Automation Complements Access Governance To Reduce Risk

As budgets continue to be in flux, and IT and security teams must reduce risk using fewer resources, automation - a key business enabler - is becoming paramount. This 2020 survey fromBravura Security and Pulse of 100 Higher Education IT Executives uncovers the discrepancy between the IAM processes currently in place and what best practices truly are-especially when it comes to the benefits of IAM automation.

According to a recent survey on identity and access management (IAM) best practices in higher education institutions, CIOs consider Identity Governance and Administration (IGA) the best approach. However, IAM automation also needs to be a top priority — proving a conflict between what respondents have implemented today and what best practices truly are.

The survey, conducted by Gartner on behalf of Bravura Security, focused on changes in priorities for IT leaders in higher ed, emphasizing reducing risk using fewer resources. Automation — a key business enabler — is becoming paramount. Almost all leaders surveyed agree that a governance-first initiative is the most effective way to initiate and manage an ongoing IAM program, and also report they plan to automate 100% of their IAM processes.

The pandemic has threatened most institutions' IT budgets, with 100% of CIOs reporting that budgets and existing infrastructure investments are preventing full IAM automation. Due to these new 2020 challenges, 93% of respondents say managing the provisioning and de-provisioning of entitlements has become more challenging this year without automation.

As a result, 99% of these executives say that automating IAM processes that specifically handle the increasing number of layoffs and resources privileged users can access would help them boost the productivity and security of their organization.

The main business benefits of automation identified include:

• reducing institutional security risk (69%),
• boosted confidence in compliance status (65%)
• and a shift from reactive to proactive threat detection (59%).

"Higher ed CIOs and IT Leaders are understandably conflicted between governance and automation," said Kevin Nix, CEO at Bravura Security. "The market has told them for years that a governance-first approach is the best practice for IAM. By implementing automation, they can improve governance and certification while keeping within budget. Hackers use automation — why shouldn't higher ed?"

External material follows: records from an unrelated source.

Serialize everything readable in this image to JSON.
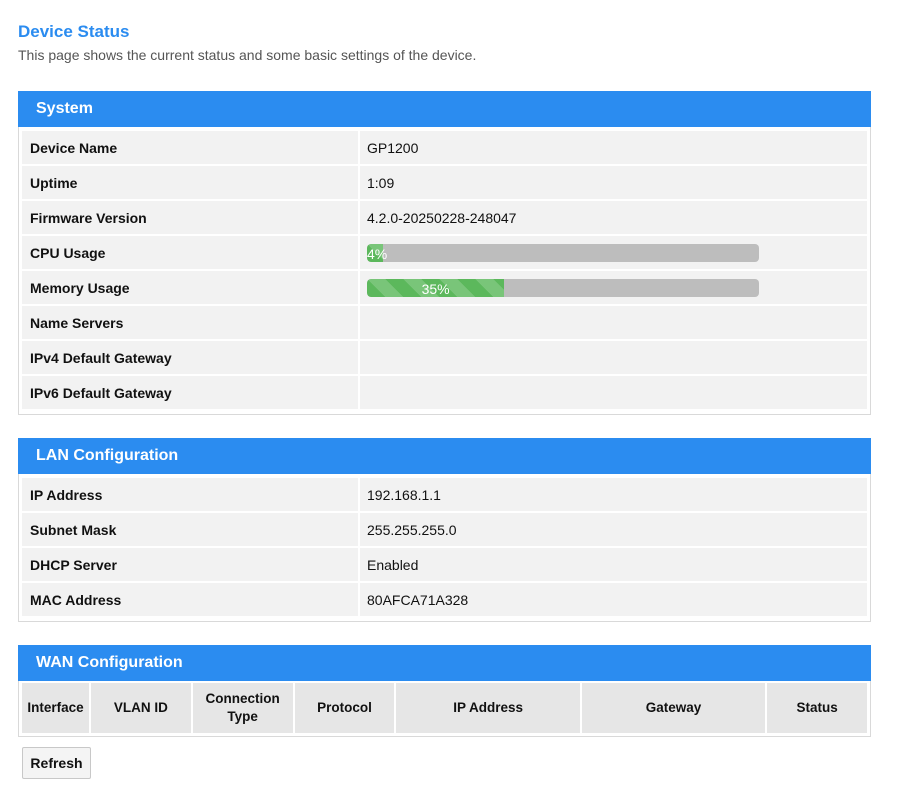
{
  "page": {
    "title": "Device Status",
    "description": "This page shows the current status and some basic settings of the device."
  },
  "system": {
    "header": "System",
    "rows": [
      {
        "label": "Device Name",
        "value": "GP1200"
      },
      {
        "label": "Uptime",
        "value": "1:09"
      },
      {
        "label": "Firmware Version",
        "value": "4.2.0-20250228-248047"
      },
      {
        "label": "CPU Usage",
        "percent": 4,
        "text": "4%"
      },
      {
        "label": "Memory Usage",
        "percent": 35,
        "text": "35%"
      },
      {
        "label": "Name Servers",
        "value": ""
      },
      {
        "label": "IPv4 Default Gateway",
        "value": ""
      },
      {
        "label": "IPv6 Default Gateway",
        "value": ""
      }
    ]
  },
  "lan": {
    "header": "LAN Configuration",
    "rows": [
      {
        "label": "IP Address",
        "value": "192.168.1.1"
      },
      {
        "label": "Subnet Mask",
        "value": "255.255.255.0"
      },
      {
        "label": "DHCP Server",
        "value": "Enabled"
      },
      {
        "label": "MAC Address",
        "value": "80AFCA71A328"
      }
    ]
  },
  "wan": {
    "header": "WAN Configuration",
    "columns": [
      "Interface",
      "VLAN ID",
      "Connection Type",
      "Protocol",
      "IP Address",
      "Gateway",
      "Status"
    ]
  },
  "actions": {
    "refresh_label": "Refresh"
  },
  "colors": {
    "accent": "#2b8cf0",
    "progress": "#5cb85c",
    "progress_track": "#bdbdbd"
  }
}
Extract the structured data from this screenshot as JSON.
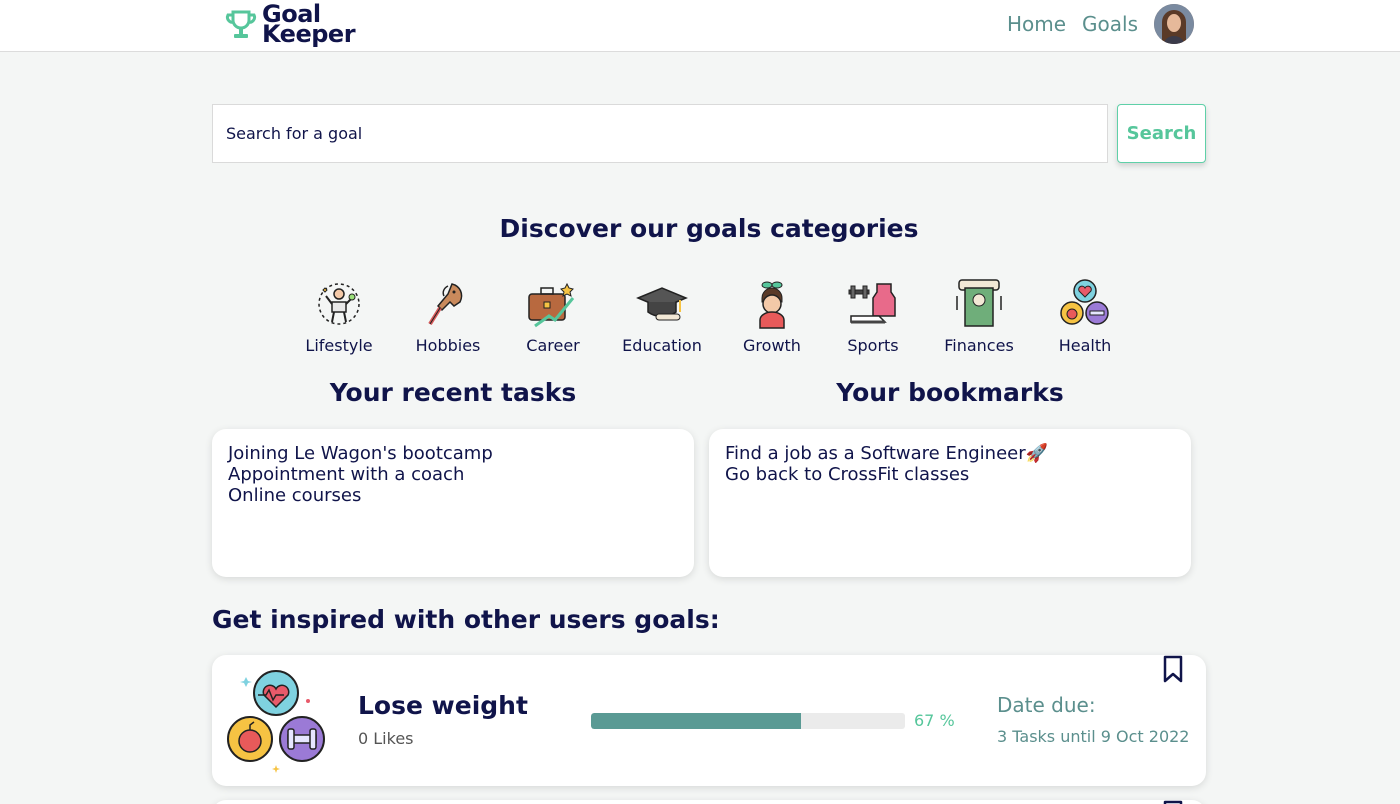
{
  "navbar": {
    "logo_line1": "Goal",
    "logo_line2": "Keeper",
    "links": [
      {
        "label": "Home"
      },
      {
        "label": "Goals"
      }
    ]
  },
  "search": {
    "placeholder": "Search for a goal",
    "button_label": "Search"
  },
  "categories": {
    "title": "Discover our goals categories",
    "items": [
      {
        "label": "Lifestyle",
        "icon": "lifestyle-icon"
      },
      {
        "label": "Hobbies",
        "icon": "hobby-horse-icon"
      },
      {
        "label": "Career",
        "icon": "briefcase-icon"
      },
      {
        "label": "Education",
        "icon": "graduation-cap-icon"
      },
      {
        "label": "Growth",
        "icon": "sprout-head-icon"
      },
      {
        "label": "Sports",
        "icon": "sports-gear-icon"
      },
      {
        "label": "Finances",
        "icon": "atm-money-icon"
      },
      {
        "label": "Health",
        "icon": "health-icon"
      }
    ]
  },
  "recent_tasks": {
    "title": "Your recent tasks",
    "items": [
      "Joining Le Wagon's bootcamp",
      "Appointment with a coach",
      "Online courses"
    ]
  },
  "bookmarks": {
    "title": "Your bookmarks",
    "items": [
      "Find a job as a Software Engineer🚀",
      "Go back to CrossFit classes"
    ]
  },
  "inspired": {
    "title": "Get inspired with other users goals:",
    "goals": [
      {
        "title": "Lose weight",
        "likes": "0 Likes",
        "progress": 67,
        "progress_label": "67 %",
        "date_label": "Date due:",
        "date_value": "3 Tasks until 9 Oct 2022",
        "icon": "health-icon"
      }
    ]
  },
  "colors": {
    "navy": "#10144a",
    "teal": "#5b8f8d",
    "mint": "#56c69b",
    "progress": "#5a9a94"
  }
}
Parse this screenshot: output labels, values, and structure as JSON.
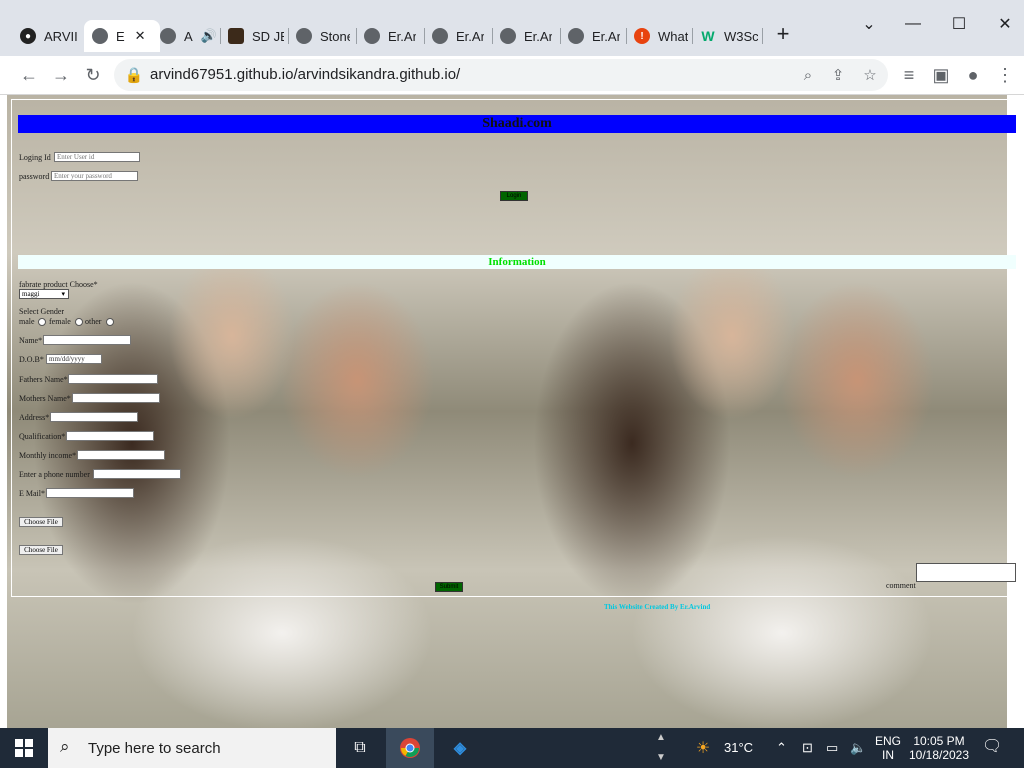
{
  "browser": {
    "tabs": [
      {
        "label": "ARVII",
        "icon": "github-icon"
      },
      {
        "label": "E",
        "icon": "globe-icon",
        "active": true
      },
      {
        "label": "A",
        "icon": "globe-icon"
      },
      {
        "label": "SD JE",
        "icon": "site-icon"
      },
      {
        "label": "Stone",
        "icon": "globe-icon"
      },
      {
        "label": "Er.Ar",
        "icon": "globe-icon"
      },
      {
        "label": "Er.Ar",
        "icon": "globe-icon"
      },
      {
        "label": "Er.Ar",
        "icon": "globe-icon"
      },
      {
        "label": "Er.Ar",
        "icon": "globe-icon"
      },
      {
        "label": "What",
        "icon": "alert-icon"
      },
      {
        "label": "W3Sc",
        "icon": "w3schools-icon"
      }
    ],
    "close_tab_glyph": "✕",
    "new_tab_glyph": "+",
    "url": "arvind67951.github.io/arvindsikandra.github.io/"
  },
  "page": {
    "site_title": "Shaadi.com",
    "login": {
      "login_id_label": "Loging Id",
      "login_id_placeholder": "Enter User id",
      "password_label": "password",
      "password_placeholder": "Enter your password",
      "login_button": "Login"
    },
    "info_title": "Information",
    "form": {
      "product_label": "fabrate product Choose*",
      "product_selected": "maggi",
      "gender_label": "Select Gender",
      "gender_options": [
        "male",
        "female",
        "other"
      ],
      "name_label": "Name*",
      "dob_label": "D.O.B*",
      "dob_placeholder": "mm/dd/yyyy",
      "fathers_name_label": "Fathers Name*",
      "mothers_name_label": "Mothers Name*",
      "address_label": "Address*",
      "qualification_label": "Qualification*",
      "monthly_income_label": "Monthly income*",
      "phone_label": "Enter a phone number",
      "email_label": "E Mail*",
      "file_button_1": "Choose File",
      "file_button_2": "Choose File",
      "submit_button": "Submit",
      "comment_label": "comment"
    },
    "footer_credit": "This Website Created By Er.Arvind"
  },
  "taskbar": {
    "search_placeholder": "Type here to search",
    "weather": "31°C",
    "language_line1": "ENG",
    "language_line2": "IN",
    "time": "10:05 PM",
    "date": "10/18/2023"
  }
}
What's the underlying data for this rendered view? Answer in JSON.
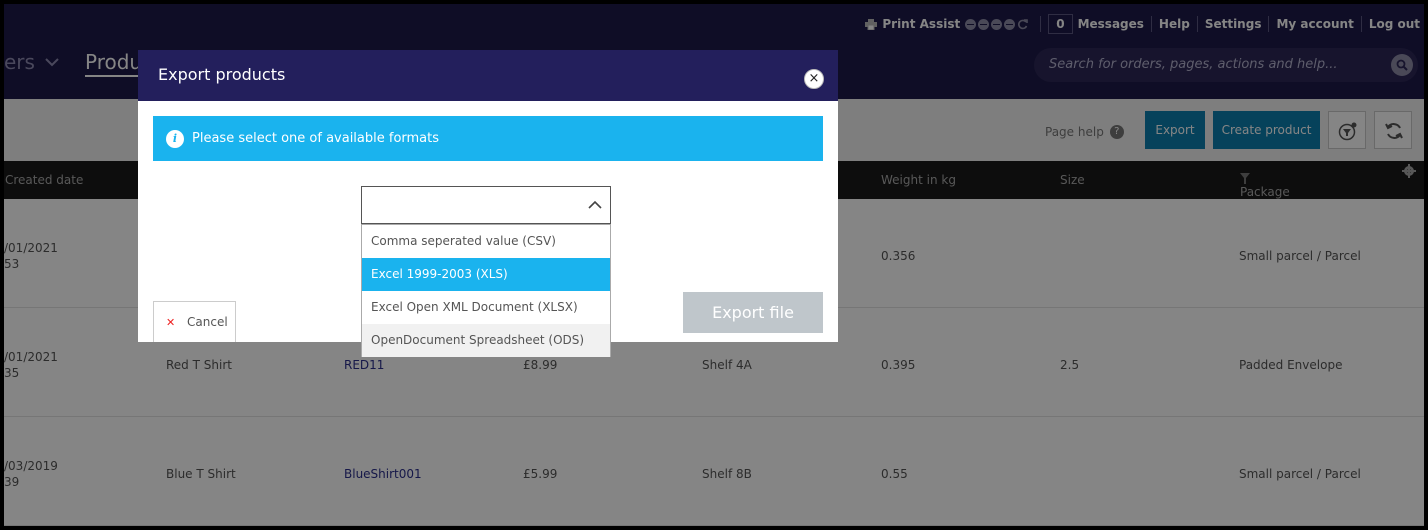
{
  "header": {
    "print_assist": "Print Assist",
    "messages_count": "0",
    "messages": "Messages",
    "help": "Help",
    "settings": "Settings",
    "my_account": "My account",
    "log_out": "Log out",
    "nav_orders_partial": "ers",
    "nav_products_partial": "Produ",
    "search_placeholder": "Search for orders, pages, actions and help..."
  },
  "toolbar": {
    "page_help": "Page help",
    "export": "Export",
    "create_product": "Create product"
  },
  "table": {
    "columns": {
      "created_date": "Created date",
      "weight": "Weight in kg",
      "size": "Size",
      "package_format": "Package format"
    },
    "rows": [
      {
        "date": "/01/2021",
        "time": "53",
        "name": "",
        "sku": "",
        "price": "",
        "location": "",
        "weight": "0.356",
        "size": "",
        "package": "Small parcel / Parcel"
      },
      {
        "date": "/01/2021",
        "time": "35",
        "name": "Red T Shirt",
        "sku": "RED11",
        "price": "£8.99",
        "location": "Shelf 4A",
        "weight": "0.395",
        "size": "2.5",
        "package": "Padded Envelope"
      },
      {
        "date": "/03/2019",
        "time": "39",
        "name": "Blue T Shirt",
        "sku": "BlueShirt001",
        "price": "£5.99",
        "location": "Shelf 8B",
        "weight": "0.55",
        "size": "",
        "package": "Small parcel / Parcel"
      }
    ]
  },
  "modal": {
    "title": "Export products",
    "close": "×",
    "info_message": "Please select one of available formats",
    "selected_value": "",
    "options": [
      "Comma seperated value (CSV)",
      "Excel 1999-2003 (XLS)",
      "Excel Open XML Document (XLSX)",
      "OpenDocument Spreadsheet (ODS)"
    ],
    "highlighted_option_index": 1,
    "cancel": "Cancel",
    "export_file": "Export file"
  },
  "colors": {
    "header_navy": "#1e1a49",
    "modal_header": "#231f5c",
    "info_blue": "#1ab3ee",
    "button_blue": "#0d7fae",
    "disabled_grey": "#bfc6cb"
  }
}
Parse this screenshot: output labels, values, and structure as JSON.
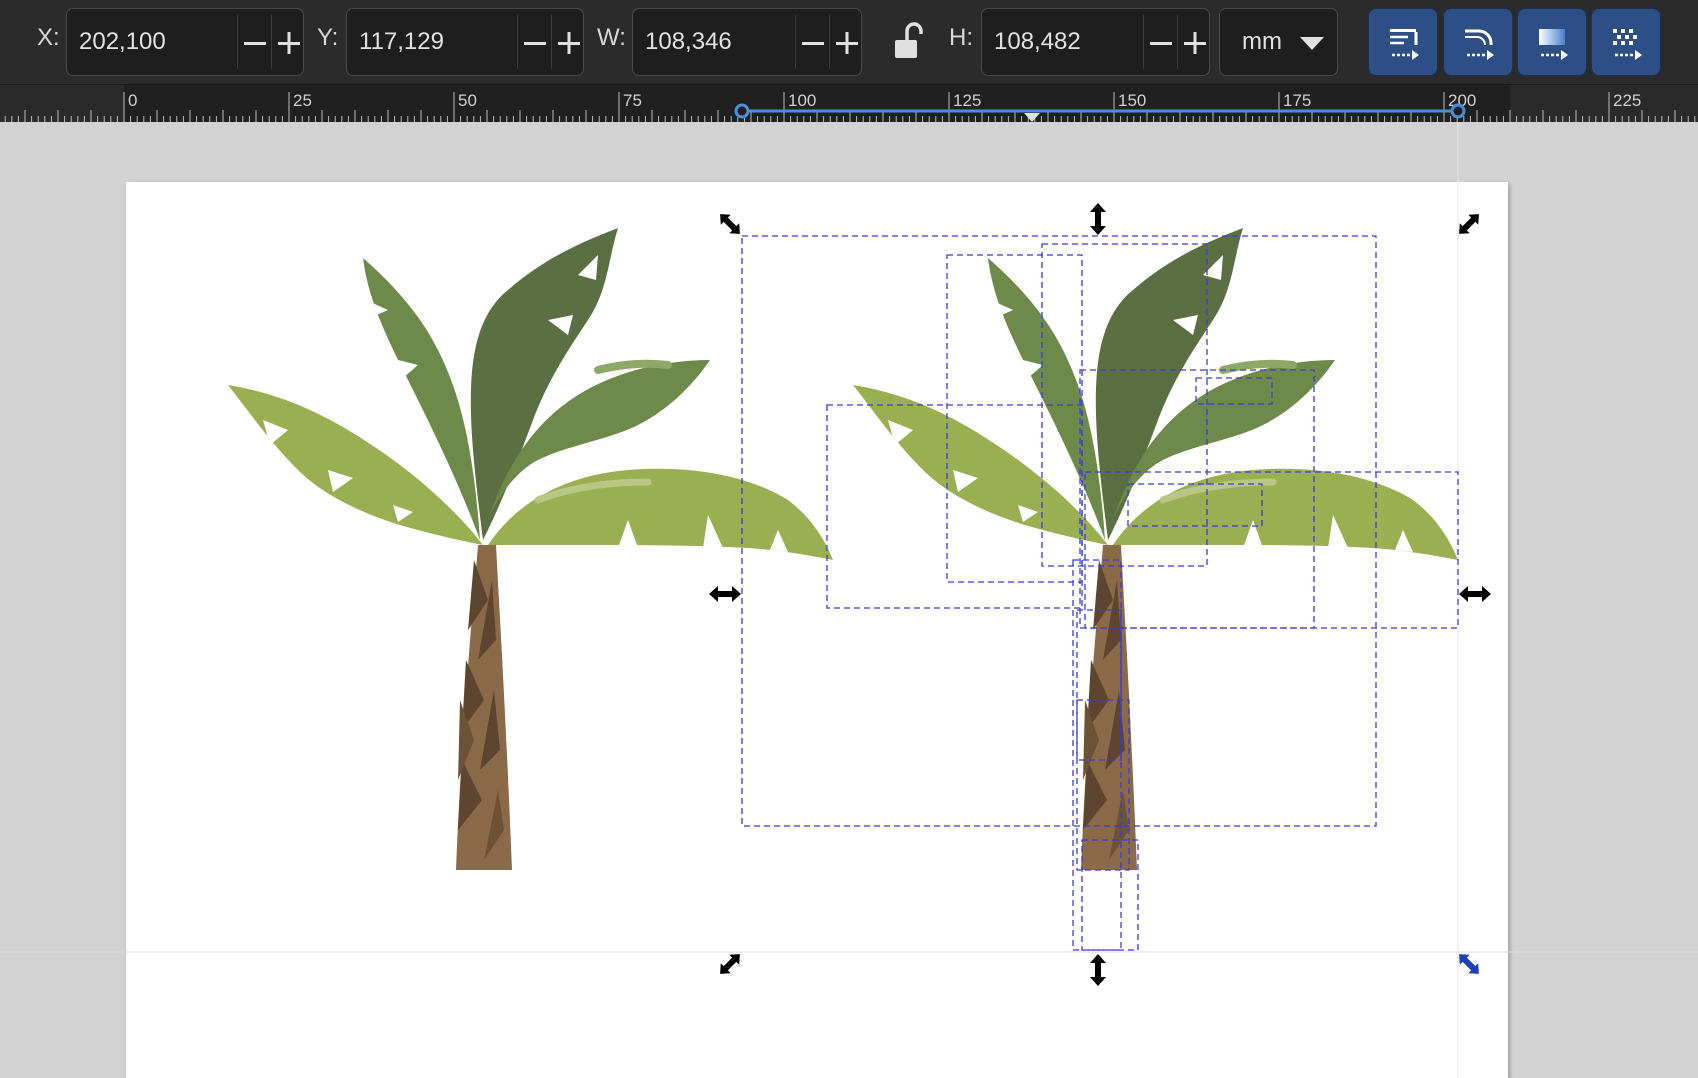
{
  "toolbar": {
    "x": {
      "label": "X:",
      "value": "202,100"
    },
    "y": {
      "label": "Y:",
      "value": "117,129"
    },
    "w": {
      "label": "W:",
      "value": "108,346"
    },
    "h": {
      "label": "H:",
      "value": "108,482"
    },
    "unit": "mm",
    "transform_buttons": [
      "scale-stroke-icon",
      "scale-corners-icon",
      "move-gradients-icon",
      "move-patterns-icon"
    ]
  },
  "ruler": {
    "labels": [
      "0",
      "25",
      "50",
      "75",
      "100",
      "125",
      "150",
      "175",
      "200",
      "225"
    ]
  },
  "colors": {
    "toolbar_bg": "#2b2b2b",
    "accent_button": "#2d4f86",
    "ruler_selection": "#4a90d9",
    "selection_box": "#3b3bd6",
    "leaf_light": "#9aae52",
    "leaf_mid": "#6d8a4a",
    "leaf_dark": "#5a6f42",
    "trunk_light": "#8a6a48",
    "trunk_dark": "#5e4530"
  }
}
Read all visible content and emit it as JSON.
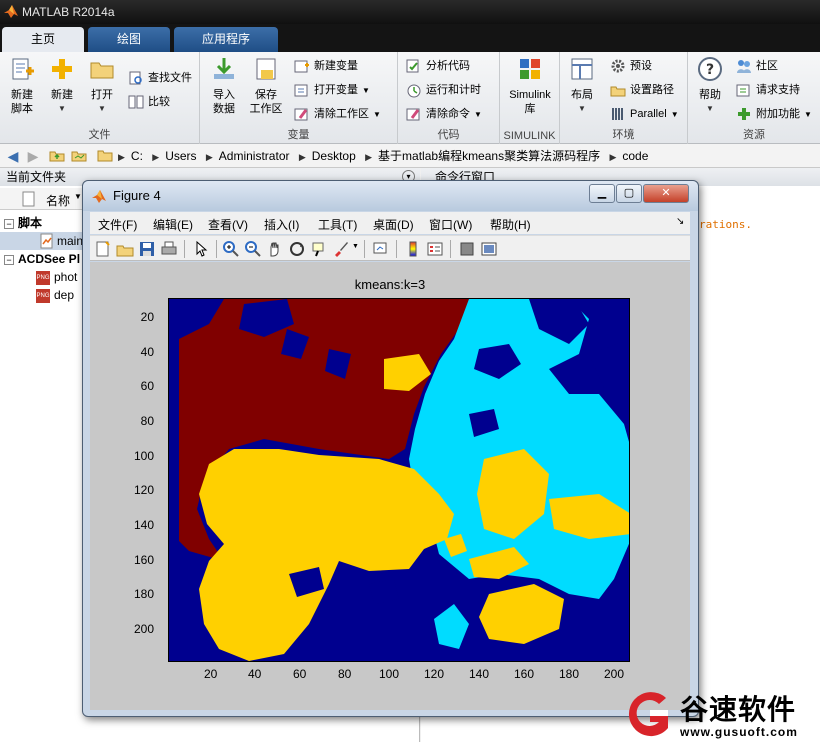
{
  "app": {
    "title": "MATLAB R2014a"
  },
  "tabs": [
    {
      "label": "主页"
    },
    {
      "label": "绘图"
    },
    {
      "label": "应用程序"
    }
  ],
  "ribbon": {
    "file": {
      "group": "文件",
      "new_script": "新建\n脚本",
      "new": "新建",
      "open": "打开",
      "find_files": "查找文件",
      "compare": "比较"
    },
    "variable": {
      "group": "变量",
      "import": "导入\n数据",
      "save_ws": "保存\n工作区",
      "new_var": "新建变量",
      "open_var": "打开变量",
      "clear_ws": "清除工作区"
    },
    "code": {
      "group": "代码",
      "analyze": "分析代码",
      "run_time": "运行和计时",
      "clear_cmd": "清除命令"
    },
    "simulink": {
      "group": "SIMULINK",
      "lib": "Simulink\n库"
    },
    "env": {
      "group": "环境",
      "layout": "布局",
      "prefs": "预设",
      "set_path": "设置路径",
      "parallel": "Parallel"
    },
    "resources": {
      "group": "资源",
      "help": "帮助",
      "community": "社区",
      "support": "请求支持",
      "addons": "附加功能"
    }
  },
  "address": {
    "path": [
      "C:",
      "Users",
      "Administrator",
      "Desktop",
      "基于matlab编程kmeans聚类算法源码程序",
      "code"
    ]
  },
  "left_panel": {
    "title": "当前文件夹",
    "col_name": "名称",
    "group1": "脚本",
    "file1": "main",
    "group2": "ACDSee Pl",
    "file2": "phot",
    "file3": "dep"
  },
  "right_panel": {
    "title": "命令行窗口",
    "text": "rations."
  },
  "figure": {
    "title": "Figure 4",
    "menu": [
      "文件(F)",
      "编辑(E)",
      "查看(V)",
      "插入(I)",
      "工具(T)",
      "桌面(D)",
      "窗口(W)",
      "帮助(H)"
    ],
    "plot_title": "kmeans:k=3",
    "x_ticks": [
      "20",
      "40",
      "60",
      "80",
      "100",
      "120",
      "140",
      "160",
      "180",
      "200"
    ],
    "y_ticks": [
      "20",
      "40",
      "60",
      "80",
      "100",
      "120",
      "140",
      "160",
      "180",
      "200"
    ],
    "colors": {
      "background": "#00008f",
      "cluster_dark_red": "#800000",
      "cluster_cyan": "#00dcff",
      "cluster_yellow": "#ffd000"
    }
  },
  "watermark": {
    "name": "谷速软件",
    "url": "www.gusuoft.com"
  }
}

Other survey findings include:

• Three-quarters of higher ed CIOs say executive buy-in impedes automation.
• While only 13% of higher education IT executives cite the improvement of end-user experience (UX) as the main benefit they hope to derive from IAM automation, two thirds (67%) rate Ux’s influence over the IAM roadmap as at least a 4 on a scale of 1-5.
• Nearly all (99%) respondents believe their organization's security and productivity would benefit from automation IAM processes that specifically handle the increasing number of layoffs and resources privileged users can access.